Het ligt niet aan u, het ligt aan mij
- Nynke Gerbenzon
In 2022 vroeg mijn beste vriendin, een Nederlandse, waarom ik het zo lastig vond om vrienden te maken nu ik in België woon. Ik had haar net een klaagzang van een halfuur ten gehore gebracht, en het was het eerste wat ze zei behalve de gebruikelijke Jezus, ja’s en fucking écht hoor’s. Ik, gefrustreerd en een beetje eenzaam, antwoordde na zo’n drie seconden nadenken dat het aan België zelf lag.
Deze mening ondersteunde ik met niks meer en niks minder dan ‘cultuurverschillen’. Het was niet mijn schuld, ik ben gewoon een Nederlander. De zuiderburen – want ik zat mentaal nog steeds op kot in Groningen – zijn gewoonweg een beetje voorzichtiger in hun uitspraken dan de gemiddelde Nederlander, die je vrolijk zal vertellen dat het nieuwe kleedje dat je voor 5 euro bij de solden hebt gekocht er inderdaad uitziet als een jurk van 5 euro. En dan zo’n toevoeging van, “Maar wél leuk, hoor!”, alsof zoiets slap de onbedoeld scherpe uitspraak zal doen verzachten.

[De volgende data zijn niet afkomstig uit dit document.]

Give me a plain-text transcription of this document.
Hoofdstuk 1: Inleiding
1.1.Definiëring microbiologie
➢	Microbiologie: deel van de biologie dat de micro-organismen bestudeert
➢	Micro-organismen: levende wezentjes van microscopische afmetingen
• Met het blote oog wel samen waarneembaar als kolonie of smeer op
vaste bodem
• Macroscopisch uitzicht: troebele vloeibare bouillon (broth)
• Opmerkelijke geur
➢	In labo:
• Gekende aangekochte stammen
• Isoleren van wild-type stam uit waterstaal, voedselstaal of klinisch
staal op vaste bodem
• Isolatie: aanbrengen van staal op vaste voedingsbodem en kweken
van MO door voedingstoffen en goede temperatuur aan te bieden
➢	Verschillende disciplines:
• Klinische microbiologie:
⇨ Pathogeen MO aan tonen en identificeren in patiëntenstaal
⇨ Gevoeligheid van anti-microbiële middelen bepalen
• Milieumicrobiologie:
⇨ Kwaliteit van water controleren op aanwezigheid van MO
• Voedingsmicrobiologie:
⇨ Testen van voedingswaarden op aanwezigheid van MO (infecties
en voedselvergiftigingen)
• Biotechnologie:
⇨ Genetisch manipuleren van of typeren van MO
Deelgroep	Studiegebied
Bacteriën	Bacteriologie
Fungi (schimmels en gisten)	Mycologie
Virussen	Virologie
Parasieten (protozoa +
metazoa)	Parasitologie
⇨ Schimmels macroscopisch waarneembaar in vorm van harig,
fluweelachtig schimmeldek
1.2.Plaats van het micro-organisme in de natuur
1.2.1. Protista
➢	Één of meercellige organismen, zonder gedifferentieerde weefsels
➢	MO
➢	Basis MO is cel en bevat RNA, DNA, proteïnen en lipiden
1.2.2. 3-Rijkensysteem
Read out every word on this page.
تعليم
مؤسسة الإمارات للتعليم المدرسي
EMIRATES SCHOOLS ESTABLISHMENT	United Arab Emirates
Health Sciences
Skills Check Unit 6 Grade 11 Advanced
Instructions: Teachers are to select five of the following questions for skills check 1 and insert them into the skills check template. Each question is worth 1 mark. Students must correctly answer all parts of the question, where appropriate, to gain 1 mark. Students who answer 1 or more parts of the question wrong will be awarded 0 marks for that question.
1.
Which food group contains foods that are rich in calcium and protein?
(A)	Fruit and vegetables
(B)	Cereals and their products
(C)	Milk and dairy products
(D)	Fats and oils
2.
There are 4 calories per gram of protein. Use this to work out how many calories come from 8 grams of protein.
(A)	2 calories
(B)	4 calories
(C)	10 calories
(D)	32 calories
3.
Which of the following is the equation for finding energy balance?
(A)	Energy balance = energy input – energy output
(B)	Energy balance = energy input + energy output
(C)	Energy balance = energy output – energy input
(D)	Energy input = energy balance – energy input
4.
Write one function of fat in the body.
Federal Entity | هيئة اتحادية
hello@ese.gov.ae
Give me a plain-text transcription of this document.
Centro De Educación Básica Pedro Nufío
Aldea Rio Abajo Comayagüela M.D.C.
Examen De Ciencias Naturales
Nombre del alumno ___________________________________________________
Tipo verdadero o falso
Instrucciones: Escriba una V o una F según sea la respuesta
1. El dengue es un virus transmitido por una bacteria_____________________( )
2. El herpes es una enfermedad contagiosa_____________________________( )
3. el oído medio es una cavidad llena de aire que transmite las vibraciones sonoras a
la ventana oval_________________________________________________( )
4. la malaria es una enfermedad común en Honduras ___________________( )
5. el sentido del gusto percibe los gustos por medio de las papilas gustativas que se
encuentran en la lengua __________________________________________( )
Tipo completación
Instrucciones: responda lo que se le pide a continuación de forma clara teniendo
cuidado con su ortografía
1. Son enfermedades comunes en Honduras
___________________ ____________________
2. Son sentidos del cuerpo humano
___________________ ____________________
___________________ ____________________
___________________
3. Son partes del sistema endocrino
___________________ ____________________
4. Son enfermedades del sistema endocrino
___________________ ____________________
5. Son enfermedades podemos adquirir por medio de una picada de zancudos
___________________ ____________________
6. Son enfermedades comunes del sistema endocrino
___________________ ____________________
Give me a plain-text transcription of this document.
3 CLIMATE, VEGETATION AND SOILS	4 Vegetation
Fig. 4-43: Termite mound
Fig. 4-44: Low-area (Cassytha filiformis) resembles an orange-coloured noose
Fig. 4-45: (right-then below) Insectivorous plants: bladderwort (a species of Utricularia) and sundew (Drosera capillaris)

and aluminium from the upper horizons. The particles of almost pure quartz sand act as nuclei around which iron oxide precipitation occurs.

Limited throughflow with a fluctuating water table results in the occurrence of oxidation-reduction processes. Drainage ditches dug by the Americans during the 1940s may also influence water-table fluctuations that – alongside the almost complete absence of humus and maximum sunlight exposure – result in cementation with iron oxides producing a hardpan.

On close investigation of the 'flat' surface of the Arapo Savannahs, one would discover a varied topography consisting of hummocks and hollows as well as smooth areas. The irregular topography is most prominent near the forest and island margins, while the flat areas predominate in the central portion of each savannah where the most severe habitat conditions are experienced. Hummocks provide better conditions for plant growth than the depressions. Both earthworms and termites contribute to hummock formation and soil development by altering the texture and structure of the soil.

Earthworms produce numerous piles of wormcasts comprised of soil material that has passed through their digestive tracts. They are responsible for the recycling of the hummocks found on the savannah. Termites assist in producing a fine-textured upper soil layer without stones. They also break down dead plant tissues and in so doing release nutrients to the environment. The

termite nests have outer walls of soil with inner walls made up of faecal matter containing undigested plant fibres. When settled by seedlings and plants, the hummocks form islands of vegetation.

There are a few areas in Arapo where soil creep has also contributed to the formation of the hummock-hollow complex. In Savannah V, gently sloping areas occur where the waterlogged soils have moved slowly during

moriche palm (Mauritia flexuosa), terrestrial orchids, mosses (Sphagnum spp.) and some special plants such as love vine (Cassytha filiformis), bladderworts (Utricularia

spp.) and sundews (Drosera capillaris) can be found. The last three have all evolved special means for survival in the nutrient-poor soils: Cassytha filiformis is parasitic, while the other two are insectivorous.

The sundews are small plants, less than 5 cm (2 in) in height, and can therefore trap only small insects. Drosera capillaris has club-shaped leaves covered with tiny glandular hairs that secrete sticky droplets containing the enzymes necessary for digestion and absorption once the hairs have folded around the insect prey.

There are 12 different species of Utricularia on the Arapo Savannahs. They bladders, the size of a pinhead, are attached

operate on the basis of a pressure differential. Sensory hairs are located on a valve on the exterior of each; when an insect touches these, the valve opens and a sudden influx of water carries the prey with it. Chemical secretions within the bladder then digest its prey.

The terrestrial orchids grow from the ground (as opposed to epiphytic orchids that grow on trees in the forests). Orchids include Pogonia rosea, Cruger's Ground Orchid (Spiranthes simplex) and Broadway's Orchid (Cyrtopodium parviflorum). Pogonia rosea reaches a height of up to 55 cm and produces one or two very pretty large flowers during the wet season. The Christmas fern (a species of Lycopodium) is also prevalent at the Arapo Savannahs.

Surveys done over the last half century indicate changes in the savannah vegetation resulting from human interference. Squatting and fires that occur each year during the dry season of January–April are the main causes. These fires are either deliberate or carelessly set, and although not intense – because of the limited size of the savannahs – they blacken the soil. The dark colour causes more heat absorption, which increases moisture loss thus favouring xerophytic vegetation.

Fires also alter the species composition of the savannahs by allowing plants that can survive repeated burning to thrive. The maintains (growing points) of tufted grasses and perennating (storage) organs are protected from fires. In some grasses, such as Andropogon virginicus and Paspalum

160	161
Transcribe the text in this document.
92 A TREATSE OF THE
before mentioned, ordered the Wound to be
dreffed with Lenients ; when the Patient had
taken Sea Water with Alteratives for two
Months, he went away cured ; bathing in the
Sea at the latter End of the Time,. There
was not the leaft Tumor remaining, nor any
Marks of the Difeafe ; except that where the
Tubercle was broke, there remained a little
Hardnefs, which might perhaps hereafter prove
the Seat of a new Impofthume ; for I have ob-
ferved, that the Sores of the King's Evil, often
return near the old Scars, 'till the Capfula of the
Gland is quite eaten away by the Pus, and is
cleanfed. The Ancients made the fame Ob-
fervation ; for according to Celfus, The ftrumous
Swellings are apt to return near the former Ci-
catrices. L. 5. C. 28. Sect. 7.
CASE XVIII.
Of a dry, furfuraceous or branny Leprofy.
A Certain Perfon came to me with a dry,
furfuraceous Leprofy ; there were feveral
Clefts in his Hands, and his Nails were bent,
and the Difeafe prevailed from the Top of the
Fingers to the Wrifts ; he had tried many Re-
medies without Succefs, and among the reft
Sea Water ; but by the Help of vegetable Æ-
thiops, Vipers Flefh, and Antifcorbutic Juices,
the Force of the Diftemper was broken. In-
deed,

Ik had de indruk dat ik me nog niet goed had aangepast aan een maatschappij die minder brutaliteit verwelkomt dan het koude kikkerlandje dat erboven ligt. Ik stootte er tegenaan, dat automatische stereotype dat naar m’n kop werd geslingerd zodra ik mijn mond opendeed. Respectloos, bijdehand, en bot. Het idee dat de Nederlandse baldadigheid er met de paplepel wordt ingegoten is niet per se verkeerd, gezien er mij als kind werd verteld dat ik met mijn leerkracht in discussie moest gaan als ik het niet eens was met wat hij vertelde. Toch is het niet zo dat elke Nederlander hier ver in gaat. Eerder dat grove, die neiging om gelijk ter zake te komen, dát komt meer voor. Ik weet nog goed dat mijn moeder een hotelreservering maakte bij de Ibis in Heverlee, aan de E40. Ze viel gelijk met de deur in huis en de receptioniste merkte op dat dit haar typisch Nederlands maakte: een Belg had eerst vijf minuten over het weer zitten kleppen.
En toch denk ik tegenwoordig, zo’n anderhalf jaar later, dat brutaliteit en botheid niet zozeer de verwoestende trekjes zijn op het gebied van Nederlands-Belgische vriendschappen. Misschien kom ik soms wat hard over, maar zulke grote verschillen zitten er niet tussen de Vlaming en de Nederlander. Nee, het grote probleem hier is mijn leeftijd: ik ben te oud voor een kliekje, groepjes zijn al gevormd, en ik kom er gewoonweg niet tussen. Ik zou hetzelfde probleem hebben in Nederland, maar daar héb ik al vrienden, dus dan valt het minder op. De enige oplossing is een andere eenzame zielenpiet vinden, hopend dat zijn interesses overeenkomsten hebben met die van mij. En zo niet, dan ga ik desnoods wat vaker naar Noord-Nederland treinen; die botte oetlullen zijn het ongelooflijk, tering-irritant gekloot met de SNCB/NMBS en de NS én Arriva zeker waard.